PharmaVision IT Müdürü Yavuz Cengiz: “Kısıtlayıcı Tedbirler Yerine Sezgisel Tedbirler Olsun İstiyoruz”
“1994 senesinde BT sektöründe çalışmaya başladığımda tekstil sektörüne hizmet veren taraftaydım. Cobol ile Unix üzerinde yazılım geliştiriyorduk. O zamanlar sistemlerimiz kapalı devre Unix server üzerinde, yine kapalı devre terminallerle çalışan bir yapıdan ibaretti. En büyük endişelerden birisi sunucu bozulması ve veri kaybı olmasıydı. Zaman içerisinde ethernet bağlantılı teknolojilere geçildi. Veritabanları değişti, yazılım dilleri değişti. Verilerin korunmasına yönelik ihtiyaçlar da buna bağlı olarak değişti. Yine de klasik ihtiyaçlarımız devam etti.
2003 yılında ilaç sektöründe faaliyet gösteren PharmaVision’nun Bilgi İşlem bölümünde işe başladığımda süreçlerin ve uygulamaların bazı regülasyonlara tabi olduğunu gördüm. Verilerin nasıl korunduğu, nasıl kaydedildiği, bunlara dair izleme ve denetim kayıtları ilaç sektöründe hep var olan süreçlerdi. Günümüzde verinin merkezi sistemlerden bulut sistemlere çıkması, OT’nin BT ile iç içe geçmesi, OT sistemlerin ürettiği verilerin değer ortaya koyması ve eskiye oranla çok daha fazla büyük veriyle çalışmamız, verilerin BT kontrolündeki yapılara aktarılmasını ve güvence altına alınması gerekliliğini doğurdu.
OT kontrollü sistemlere, üretim makinelerine, eski cihazlara her türlü güvenlik kontrolünü uygulayamıyorsunuz.

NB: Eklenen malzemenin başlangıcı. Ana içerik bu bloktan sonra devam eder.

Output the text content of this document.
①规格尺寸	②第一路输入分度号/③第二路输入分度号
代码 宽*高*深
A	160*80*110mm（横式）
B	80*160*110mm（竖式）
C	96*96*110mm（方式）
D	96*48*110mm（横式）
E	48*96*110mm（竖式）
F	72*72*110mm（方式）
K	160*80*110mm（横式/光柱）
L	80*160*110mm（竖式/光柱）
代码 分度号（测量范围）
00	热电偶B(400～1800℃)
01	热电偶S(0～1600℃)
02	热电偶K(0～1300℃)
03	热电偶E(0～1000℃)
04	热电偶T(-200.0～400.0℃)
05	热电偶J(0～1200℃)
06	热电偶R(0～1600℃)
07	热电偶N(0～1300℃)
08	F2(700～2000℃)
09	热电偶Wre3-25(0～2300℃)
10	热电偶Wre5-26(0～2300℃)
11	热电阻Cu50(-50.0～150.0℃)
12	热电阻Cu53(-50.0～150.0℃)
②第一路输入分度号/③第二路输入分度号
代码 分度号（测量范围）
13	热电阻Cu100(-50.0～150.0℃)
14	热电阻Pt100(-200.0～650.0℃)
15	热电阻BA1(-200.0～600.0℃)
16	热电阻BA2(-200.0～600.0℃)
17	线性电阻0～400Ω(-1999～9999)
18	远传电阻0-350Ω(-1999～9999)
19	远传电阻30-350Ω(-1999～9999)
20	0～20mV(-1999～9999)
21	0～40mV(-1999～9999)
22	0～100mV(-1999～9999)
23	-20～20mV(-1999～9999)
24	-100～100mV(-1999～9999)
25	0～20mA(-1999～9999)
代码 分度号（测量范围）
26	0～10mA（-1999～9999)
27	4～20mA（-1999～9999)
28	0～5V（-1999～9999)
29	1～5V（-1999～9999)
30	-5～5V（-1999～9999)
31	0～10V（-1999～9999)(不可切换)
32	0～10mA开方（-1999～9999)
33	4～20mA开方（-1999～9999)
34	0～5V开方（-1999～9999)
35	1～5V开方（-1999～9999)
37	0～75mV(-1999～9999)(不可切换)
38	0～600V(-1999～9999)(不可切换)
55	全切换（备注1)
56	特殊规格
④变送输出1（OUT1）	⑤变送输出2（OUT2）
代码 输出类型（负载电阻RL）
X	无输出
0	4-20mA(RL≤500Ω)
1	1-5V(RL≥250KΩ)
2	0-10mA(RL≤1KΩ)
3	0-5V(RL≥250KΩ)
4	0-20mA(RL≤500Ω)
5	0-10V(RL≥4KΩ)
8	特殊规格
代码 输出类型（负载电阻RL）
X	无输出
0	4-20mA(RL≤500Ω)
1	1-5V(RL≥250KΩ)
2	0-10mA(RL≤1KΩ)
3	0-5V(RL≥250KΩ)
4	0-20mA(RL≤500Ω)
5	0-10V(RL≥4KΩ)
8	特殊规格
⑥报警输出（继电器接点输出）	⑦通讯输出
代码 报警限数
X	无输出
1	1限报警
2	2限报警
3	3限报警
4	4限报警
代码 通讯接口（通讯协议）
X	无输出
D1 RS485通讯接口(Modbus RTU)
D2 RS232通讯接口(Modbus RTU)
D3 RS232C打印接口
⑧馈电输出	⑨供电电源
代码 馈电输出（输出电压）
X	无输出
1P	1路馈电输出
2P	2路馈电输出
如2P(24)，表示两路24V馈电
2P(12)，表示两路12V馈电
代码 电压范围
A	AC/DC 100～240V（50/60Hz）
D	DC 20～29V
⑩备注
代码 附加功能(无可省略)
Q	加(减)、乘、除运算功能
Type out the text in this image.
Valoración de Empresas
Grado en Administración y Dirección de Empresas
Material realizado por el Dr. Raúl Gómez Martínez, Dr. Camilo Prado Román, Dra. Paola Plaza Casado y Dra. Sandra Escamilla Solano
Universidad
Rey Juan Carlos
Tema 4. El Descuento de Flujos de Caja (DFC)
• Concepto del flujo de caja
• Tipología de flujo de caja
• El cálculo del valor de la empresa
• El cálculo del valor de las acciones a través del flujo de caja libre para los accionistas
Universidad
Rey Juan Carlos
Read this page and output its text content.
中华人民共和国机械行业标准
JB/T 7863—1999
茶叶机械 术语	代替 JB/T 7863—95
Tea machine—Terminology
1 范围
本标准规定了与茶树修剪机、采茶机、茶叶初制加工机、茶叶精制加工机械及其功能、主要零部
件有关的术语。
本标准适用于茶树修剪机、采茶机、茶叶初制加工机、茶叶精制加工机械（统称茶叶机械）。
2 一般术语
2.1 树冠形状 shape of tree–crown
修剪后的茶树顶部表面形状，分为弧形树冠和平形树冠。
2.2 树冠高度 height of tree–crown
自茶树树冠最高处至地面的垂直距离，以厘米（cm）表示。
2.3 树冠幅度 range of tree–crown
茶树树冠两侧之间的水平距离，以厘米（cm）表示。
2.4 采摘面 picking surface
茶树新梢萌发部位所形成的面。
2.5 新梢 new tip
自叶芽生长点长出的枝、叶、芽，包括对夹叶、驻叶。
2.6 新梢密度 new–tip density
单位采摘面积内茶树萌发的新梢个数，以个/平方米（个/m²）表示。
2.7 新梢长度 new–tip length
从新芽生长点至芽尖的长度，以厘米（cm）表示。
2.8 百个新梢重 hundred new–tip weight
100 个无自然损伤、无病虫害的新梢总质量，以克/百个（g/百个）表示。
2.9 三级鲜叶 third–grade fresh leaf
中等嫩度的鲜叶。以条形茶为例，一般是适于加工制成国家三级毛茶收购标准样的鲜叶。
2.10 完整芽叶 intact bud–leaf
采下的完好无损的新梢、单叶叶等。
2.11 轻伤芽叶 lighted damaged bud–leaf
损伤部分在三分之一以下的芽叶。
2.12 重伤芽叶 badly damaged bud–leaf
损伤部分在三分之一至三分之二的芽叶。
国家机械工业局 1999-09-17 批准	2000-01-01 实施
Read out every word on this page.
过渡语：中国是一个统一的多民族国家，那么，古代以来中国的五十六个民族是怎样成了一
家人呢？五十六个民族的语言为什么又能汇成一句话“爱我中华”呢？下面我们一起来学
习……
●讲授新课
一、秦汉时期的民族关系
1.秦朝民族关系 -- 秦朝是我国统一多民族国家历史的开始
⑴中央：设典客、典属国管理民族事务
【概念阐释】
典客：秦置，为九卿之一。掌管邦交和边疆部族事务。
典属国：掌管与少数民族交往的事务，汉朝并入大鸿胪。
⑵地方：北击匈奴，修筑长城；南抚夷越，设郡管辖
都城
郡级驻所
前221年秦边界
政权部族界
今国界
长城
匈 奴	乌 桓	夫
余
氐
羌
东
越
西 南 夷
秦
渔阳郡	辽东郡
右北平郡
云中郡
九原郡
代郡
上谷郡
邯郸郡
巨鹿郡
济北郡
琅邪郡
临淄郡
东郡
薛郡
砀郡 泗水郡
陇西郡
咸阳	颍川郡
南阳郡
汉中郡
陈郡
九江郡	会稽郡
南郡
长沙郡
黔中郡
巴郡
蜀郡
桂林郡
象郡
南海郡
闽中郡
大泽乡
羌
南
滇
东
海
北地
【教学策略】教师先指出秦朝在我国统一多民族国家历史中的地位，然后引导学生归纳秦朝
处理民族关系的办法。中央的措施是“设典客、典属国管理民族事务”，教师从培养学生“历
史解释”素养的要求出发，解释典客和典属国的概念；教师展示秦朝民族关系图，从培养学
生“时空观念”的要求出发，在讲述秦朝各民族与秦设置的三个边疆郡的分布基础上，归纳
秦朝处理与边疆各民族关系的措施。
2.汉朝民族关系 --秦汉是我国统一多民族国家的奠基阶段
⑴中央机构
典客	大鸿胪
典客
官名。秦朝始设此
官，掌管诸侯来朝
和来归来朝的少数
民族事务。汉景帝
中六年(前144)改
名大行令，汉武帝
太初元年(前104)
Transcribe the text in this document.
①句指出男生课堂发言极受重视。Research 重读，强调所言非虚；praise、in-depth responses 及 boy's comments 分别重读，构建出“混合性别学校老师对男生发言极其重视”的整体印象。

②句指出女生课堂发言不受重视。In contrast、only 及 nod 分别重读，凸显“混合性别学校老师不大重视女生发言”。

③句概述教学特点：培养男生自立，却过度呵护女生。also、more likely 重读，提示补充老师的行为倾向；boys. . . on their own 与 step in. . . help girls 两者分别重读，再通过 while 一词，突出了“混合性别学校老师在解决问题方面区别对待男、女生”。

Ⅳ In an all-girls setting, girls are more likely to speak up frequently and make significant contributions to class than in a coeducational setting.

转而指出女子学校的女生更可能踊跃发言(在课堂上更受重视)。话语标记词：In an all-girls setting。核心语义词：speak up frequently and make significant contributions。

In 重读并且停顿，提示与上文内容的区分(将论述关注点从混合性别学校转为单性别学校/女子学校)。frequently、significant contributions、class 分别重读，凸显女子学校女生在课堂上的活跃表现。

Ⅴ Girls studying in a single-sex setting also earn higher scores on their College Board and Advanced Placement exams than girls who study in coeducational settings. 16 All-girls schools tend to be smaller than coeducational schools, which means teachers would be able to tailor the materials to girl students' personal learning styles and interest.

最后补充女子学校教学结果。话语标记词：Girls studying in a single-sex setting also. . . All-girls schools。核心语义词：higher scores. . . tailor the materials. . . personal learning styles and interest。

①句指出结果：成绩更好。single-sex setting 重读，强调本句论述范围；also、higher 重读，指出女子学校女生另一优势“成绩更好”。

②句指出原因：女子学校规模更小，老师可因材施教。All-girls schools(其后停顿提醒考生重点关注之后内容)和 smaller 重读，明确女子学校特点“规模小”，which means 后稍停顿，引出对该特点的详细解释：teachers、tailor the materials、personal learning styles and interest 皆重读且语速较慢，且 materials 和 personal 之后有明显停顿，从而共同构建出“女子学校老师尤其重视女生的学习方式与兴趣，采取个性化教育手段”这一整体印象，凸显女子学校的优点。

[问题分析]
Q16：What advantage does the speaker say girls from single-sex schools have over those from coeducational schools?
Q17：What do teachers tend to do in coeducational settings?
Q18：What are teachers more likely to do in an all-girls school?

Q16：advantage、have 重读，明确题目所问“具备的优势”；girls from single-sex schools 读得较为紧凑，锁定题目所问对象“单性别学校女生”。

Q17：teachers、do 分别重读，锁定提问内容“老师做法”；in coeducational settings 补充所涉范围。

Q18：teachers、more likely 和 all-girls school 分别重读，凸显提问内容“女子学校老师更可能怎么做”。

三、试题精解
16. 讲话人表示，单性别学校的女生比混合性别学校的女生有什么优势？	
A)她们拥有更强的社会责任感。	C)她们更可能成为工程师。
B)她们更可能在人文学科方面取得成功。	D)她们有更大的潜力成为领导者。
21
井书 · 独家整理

Günümüzde bile hala son güncellemeler bunlara uygulanabilir durumda olmayabiliyor. Çünkü üretici onu belli bir performans ve stabilitede tasarlıyor ve bunu korumak için güncellemeler neticesinde ortamın değişmesine yanaşmayabiliyor. Oradaki veriler ne, nasıl tutacaksınız, hangileri değerli hangileri değersiz, tüm bunlara da karar vermeniz gerekiyor. Bu verilerin yanı sıra kullanıcı verileri ve kişisel veriler gibi veriler de tuttuğumuz verilerin içerisinde. Yani veri çeşitliliği artmış durumda. Kişisel verilerle ilgili yayınlanmış olan KVKK yasasıyla bağlantılı olarak o verilere dair ayrı bir önlem almamız, özel nitelikli verileri ayrıca takip etmemiz, verileri nasıl ayıracağımızı ve koruyacağımızı bilmemiz gereken duruma geldik.
Verilerin takibi ilaç sektöründe baştan beri var olan bir yapı iken, artık bu takibi daha verimli hale getirmek gerekiyor. Verilerin elektronik ortamda sınıflandırılması ve hangi sınıftaki veriye nasıl yaklaşılacağı, nasıl kontrol altına alınacağı çok önemli. Biz fason ilaç üreten bir şirket olarak, müşterilerimizin ticari sırlarını kullanarak üretim yapıyoruz. Sözleşmeler ve gizlilik anlaşmaları ile de ciddi yaptırımlara tabiyiz. Verilerin en iyi şekilde korunmasını sağlamak durumundayız. Bunu sağlarken de genelde kısıtlayıcı tedbirler söz konusu oluyor.
Bu kısıtlayıcı tedbirler kimi zaman kullanıcıların normal işlerini yapmasına engel olabiliyor. Beklentilerimizden birisi kısıtlayıcı tedbirler yerine daha sezgisel tedbirlerle tehlikenin sezilmesi veya normal işlemin anlaşılması şeklinde çözümlere yönelmek. Bunların haricinde, fason üretici olmamız sebebiyle sıklıkla sözleşmeler oluyor, yenileniyor. Pandemiyle birlikte elektronik ortamdaki imzalama süreçlerinde artış oldu. Nitelikli e-imza kullanımı haricinde, dijital imzalama imkanı sunan platformlar da var fakat bu platformlar Türkiye’de geçerli değil. Yasal olarak geçerli e-imza ve ıslak imza dışındaki Adobesign gibi dijital imzalama platformlardaki bu uygulamaların yasal geçerliliği bulunmuyor. Bu üreticilerin devletler nezdinde kendilerini daha kabul edilebilir hale getirmeleri, uygulamalarını ve nitelikli e-imza kullanımını sağlamaları da mümkünse ve belli bir standarda getirilebilirse büyük fayda sağlayacaktır.”